Researchers uncover how ubiquilin2 triggers alpha-synuclein clumping linked to Parkinson’s disease
Why Alpha-Synuclein Clumps Are So Dangerous
Parkinson’s disease develops when alpha-synuclein changes shape, sticks together and forms long fibers inside brain cells. These fibers gather into Lewy bodies, which slowly destroy the dopamine producing neurons responsible for movement control. Until now, scientists were unsure what triggered the early stages of this clumping inside living brain tissue.
How Ubiquilin2 Helps Alpha-Synuclein Form Toxic Aggregates
The Juntendo University team led by Professor Masaya Imoto, Professor Nobutaka Hattori, Dr Tomoki Takei and Dr Yukiko Sasazawa discovered that ubiquilin2 forms tiny liquid droplets inside cells through a natural process called liquid-liquid phase separation. These droplets act like microscopic reaction chambers. The researchers found that alpha-synuclein is pulled inside these droplets, where it binds strongly to a particular region of ubiquilin2 known as the STI1 2 domain. Once inside, alpha-synuclein is pushed toward forming fibrils far faster than it normally would. The team also examined brain tissue from patients with sporadic Parkinson’s disease and confirmed that ubiquilin2 was present directly inside the Lewy bodies in the substantia nigra.
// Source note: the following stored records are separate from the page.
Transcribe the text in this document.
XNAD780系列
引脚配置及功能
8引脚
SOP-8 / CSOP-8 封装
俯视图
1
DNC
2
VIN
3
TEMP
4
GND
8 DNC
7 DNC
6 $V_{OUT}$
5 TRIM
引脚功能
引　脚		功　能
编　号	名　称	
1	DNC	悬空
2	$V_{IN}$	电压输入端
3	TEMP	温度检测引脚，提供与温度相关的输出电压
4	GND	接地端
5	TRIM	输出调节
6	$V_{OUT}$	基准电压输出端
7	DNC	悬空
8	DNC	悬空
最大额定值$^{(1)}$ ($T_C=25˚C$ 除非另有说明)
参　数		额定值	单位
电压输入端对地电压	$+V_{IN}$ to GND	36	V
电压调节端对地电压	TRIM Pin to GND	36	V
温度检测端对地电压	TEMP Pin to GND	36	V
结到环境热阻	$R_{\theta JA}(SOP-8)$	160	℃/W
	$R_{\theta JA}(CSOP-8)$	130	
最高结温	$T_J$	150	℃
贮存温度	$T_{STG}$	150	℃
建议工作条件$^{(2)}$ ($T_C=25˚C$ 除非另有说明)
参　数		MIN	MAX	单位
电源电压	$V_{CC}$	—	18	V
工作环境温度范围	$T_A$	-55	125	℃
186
Key Experiments Reveal the Hidden Process
Using fluorescent labeling and advanced microscopy, the scientists watched alpha-synuclein enter ubiquilin2 droplets and slowly convert into solid aggregates. Cell studies using the SH-SY5Y human cell line revealed the same pattern. Importantly, only ubiquilin2, not related proteins in the same family, was able to push alpha-synuclein through this dangerous transition. This suggests that its shifting from liquid droplets into gel like or solid like structures creates the perfect environment for alpha-synuclein to stiffen into fibers.
A Potential Treatment Candidate Emerges
The study also identified a promising small molecule called SO286 (1,2,3,6-tetra-O-benzoyl-muco-inositol). Researchers discovered that SO286 attaches to the same STI1 region of ubiquilin2 that alpha-synuclein uses. When bound, SO286 prevents ubiquilin2 from forming its droplets and blocks its interaction with alpha-synuclein. As a result, the harmful clumping process is dramatically reduced both in vitro and in c
ells. Early evidence even shows that SO286 can suppress the aggregation of tau, another damaging protein involved in Alzheimer’s disease.
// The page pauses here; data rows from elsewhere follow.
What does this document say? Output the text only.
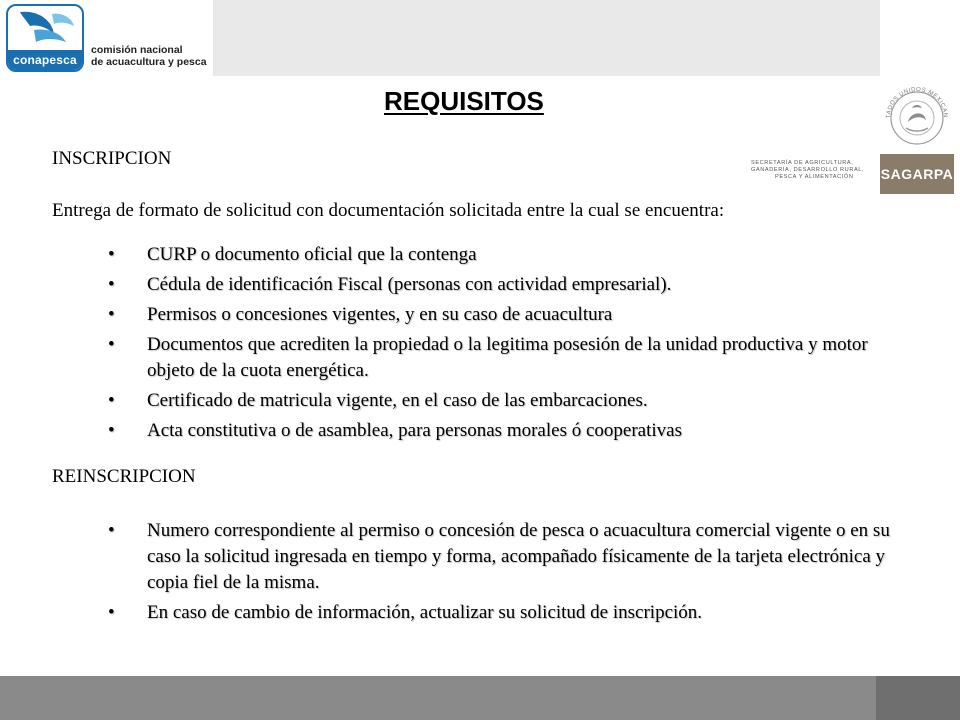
conapesca
comisión nacional
de acuacultura y pesca
REQUISITOS
TADOS UNIDOS MEXICAN
SECRETARÍA DE AGRICULTURA,
GANADERÍA, DESARROLLO RURAL,
PESCA Y ALIMENTACIÓN	SAGARPA

INSCRIPCION

Entrega de formato de solicitud con documentación solicitada entre la cual se encuentra:

• CURP o documento oficial que la contenga
• Cédula de identificación Fiscal (personas con actividad empresarial).
• Permisos o concesiones vigentes, y en su caso de acuacultura
• Documentos que acrediten la propiedad o la legitima posesión de la unidad productiva y motor objeto de la cuota energética.
• Certificado de matricula vigente, en el caso de las embarcaciones.
• Acta constitutiva o de asamblea, para personas morales ó cooperativas

REINSCRIPCION

• Numero correspondiente al permiso o concesión de pesca o acuacultura comercial vigente o en su caso la solicitud ingresada en tiempo y forma, acompañado físicamente de la tarjeta electrónica y copia fiel de la misma.
• En caso de cambio de información, actualizar su solicitud de inscripción.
What This Means for Future Parkinson’s Treatments
These findings suggest that stopping ubiquilin2 from forming droplets or blocking its interaction with alpha-synuclein could slow the development of Parkinson’s disease. The work from the Juntendo University researchers provides a strong new direction for drug development by showing that small molecules targeting this process could prevent Lewy body formation. While more testing is needed in patient derived cells and animal models, this discovery finally explains a missing step in how toxic protein buildup begins and continues in the Parkinson’s brain. It also shows how related neurodegenerative conditions may share similar mechanisms.
The study findings were published in the peer reviewed journal: The EMBO Journal.